Hausbrauerei Schober – Hopfengold Grünhopfenbier (4,9%)
Nur eine leichte Trübe schwächt den goldgelben Glanz dieses Biers. Der Schaum bleibt zurückhaltend; trotz eines kräftigen Plopps beim Öffnen des Bügelverschlusses scheint die Spundung erstaunlich niedrig zu sein. Der Duft ist vordergründig neutral hopfig mit ein paar Heunoten; hintergründig weist er eine dezent animalische Note auf. Der Antrunk ist wie erwartet nicht sehr spritzig, aber dennoch frisch. Auf der Zunge macht sich rasch eine ausgeprägte Hopfenbittere breit, aber auch eine leichte Malzsüße ist zu spüren. Retronasal kommt die animalische Note wieder hervor, diesmal etwas deutlicher als vorher orthonasal. Die nach dem Schluck etwas nachhängende Bittere ist leicht schroff.

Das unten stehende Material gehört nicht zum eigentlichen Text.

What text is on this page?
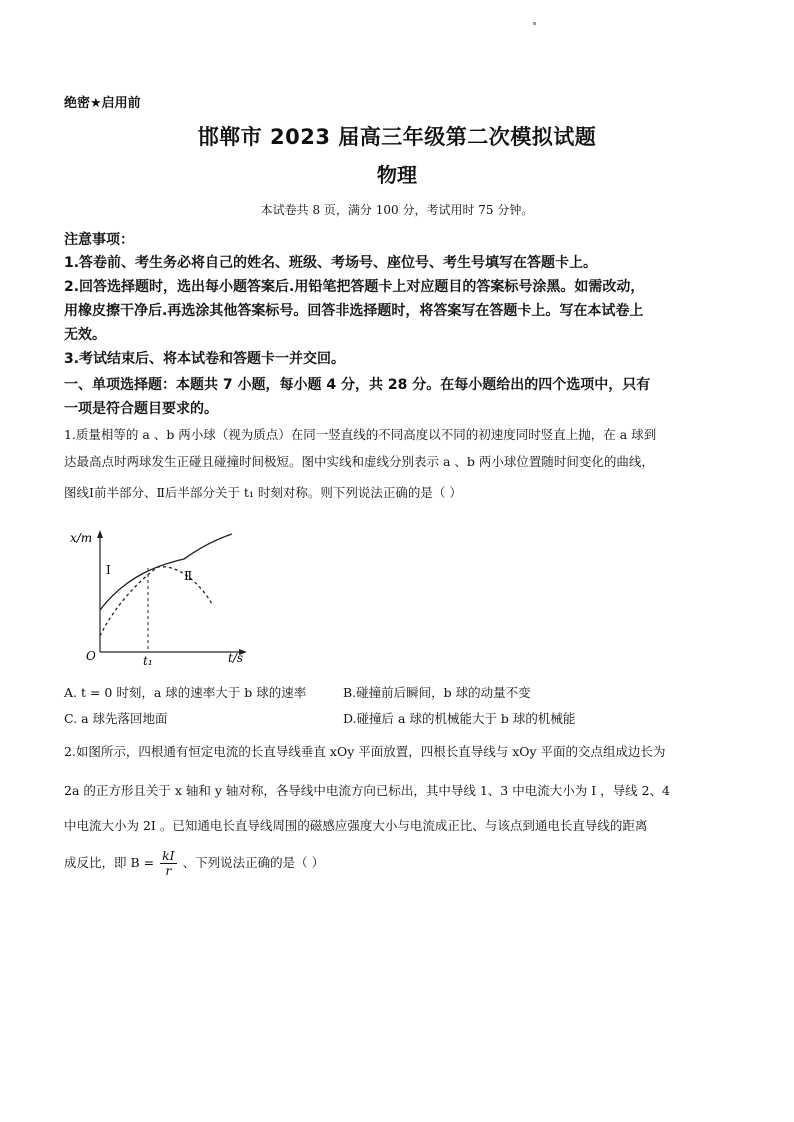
绝密★启用前
邯郸市 2023 届高三年级第二次模拟试题
物理
本试卷共 8 页，满分 100 分，考试用时 75 分钟。
注意事项：
1.答卷前、考生务必将自己的姓名、班级、考场号、座位号、考生号填写在答题卡上。
2.回答选择题时，选出每小题答案后.用铅笔把答题卡上对应题目的答案标号涂黑。如需改动，
用橡皮擦干净后.再选涂其他答案标号。回答非选择题时，将答案写在答题卡上。写在本试卷上
无效。
3.考试结束后、将本试卷和答题卡一并交回。
一、单项选择题：本题共 7 小题，每小题 4 分，共 28 分。在每小题给出的四个选项中，只有
一项是符合题目要求的。
1.质量相等的 a 、b 两小球（视为质点）在同一竖直线的不同高度以不同的初速度同时竖直上抛，在 a 球到
达最高点时两球发生正碰且碰撞时间极短。图中实线和虚线分别表示 a 、b 两小球位置随时间变化的曲线，
图线Ⅰ前半部分、Ⅱ后半部分关于 t₁ 时刻对称。则下列说法正确的是（ ）
x/m
t/s
O	t₁
Ⅰ	Ⅱ
A. t = 0 时刻，a 球的速率大于 b 球的速率	B.碰撞前后瞬间，b 球的动量不变
C. a 球先落回地面	D.碰撞后 a 球的机械能大于 b 球的机械能
2.如图所示，四根通有恒定电流的长直导线垂直 xOy 平面放置，四根长直导线与 xOy 平面的交点组成边长为
2a 的正方形且关于 x 轴和 y 轴对称，各导线中电流方向已标出，其中导线 1、3 中电流大小为 I ，导线 2、4
中电流大小为 2I 。已知通电长直导线周围的磁感应强度大小与电流成正比、与该点到通电长直导线的距离
成反比，即 $B = \frac{kI}{r}$ 、下列说法正确的是（ ）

Brauhaus Floß – Grünhopfen Spezial Export (5,5%)
Das Bier strahlt im trüben Licht der Abenddämmerung goldgelb, es ist fast blank, nur leicht opalisierend. Der Schaum hält sich allerdings sehr zurück und verschwindet recht schnell von der Bildfläche. Die Nase erfasst klassische, „grüne“ Hopfenaromen, also Heu, Kräuter und Ähnliches, und im Hintergrund etwas dunklen Waldhonig. Der Antrunk ist aufgrund der niedrigen Spundung zunächst weich, bekommt aber rasch eine ganz leicht pfeffrige Note. Es folgt eine recht kräftige Vollmundigkeit, die es in ihrer Malzsüße mit der spürbaren Bittere recht erfolgreich aufnimmt. Retronasal kommen sehr intensive Honigaromen hervor, die manchmal ein Begleitaroma von überaltertem Bier sein können, hier aber gut in den Gesamteindruck passen. Nach dem Schluck macht sich die Bittere im Rachen recht breit, bleibt verhältnismäßig lange präsent und paart sich minutenlang mit immer wieder neu nach oben steigenden, schweren Honigaromen. Eine recht ungewöhnliche Komposition.
Handwerksbrauerei Zwanzger – Grüner Herbst – Grünhopfenbock (7,4%)
Nach vorsichtigem Einschenken ist das Bier kupferfarben und fast klar, aber in der Flasche bleibt ein dicker, dicker Bodensatz – ein Gemisch aus Hefe und Hopfen. Der Schaum entwickelt sich üppig und hält dann auch entsprechend lang. Der Geruch ist intensiv hopfig. Zu den klassischen „grünen“ Aromen gesellen sich Fruchtnoten – ich identifiziere ein bisschen Mango, etwas Passionsfrucht und einen Hauch von Honigmelone. Bereits der Antrunk ist extrem hopfendominiert, aber noch deutlicher wird es auf der Zunge. Hopfenbittere der robusten Art überall im Mund. Auf der Zunge, am Gaumen, nach dem Schluck auch im Rachen. Nicht kratzig oder rau, aber ob ihrer Intensität ist die Bittere sicherlich nur etwas für extreme Hopheads, für Nerds. Lange haftet sie im Rachen, wird dabei aber nicht unangenehm, sondern bleibt weich. Retronasal gehen die Hopfenaromen eher in Richtung Mango; die Passionsfrucht ist hier nicht mehr zu spüren. Und in der Speiseröhre spüre ich eine feine alkoholische Wärme von den 7,4% Alkohol.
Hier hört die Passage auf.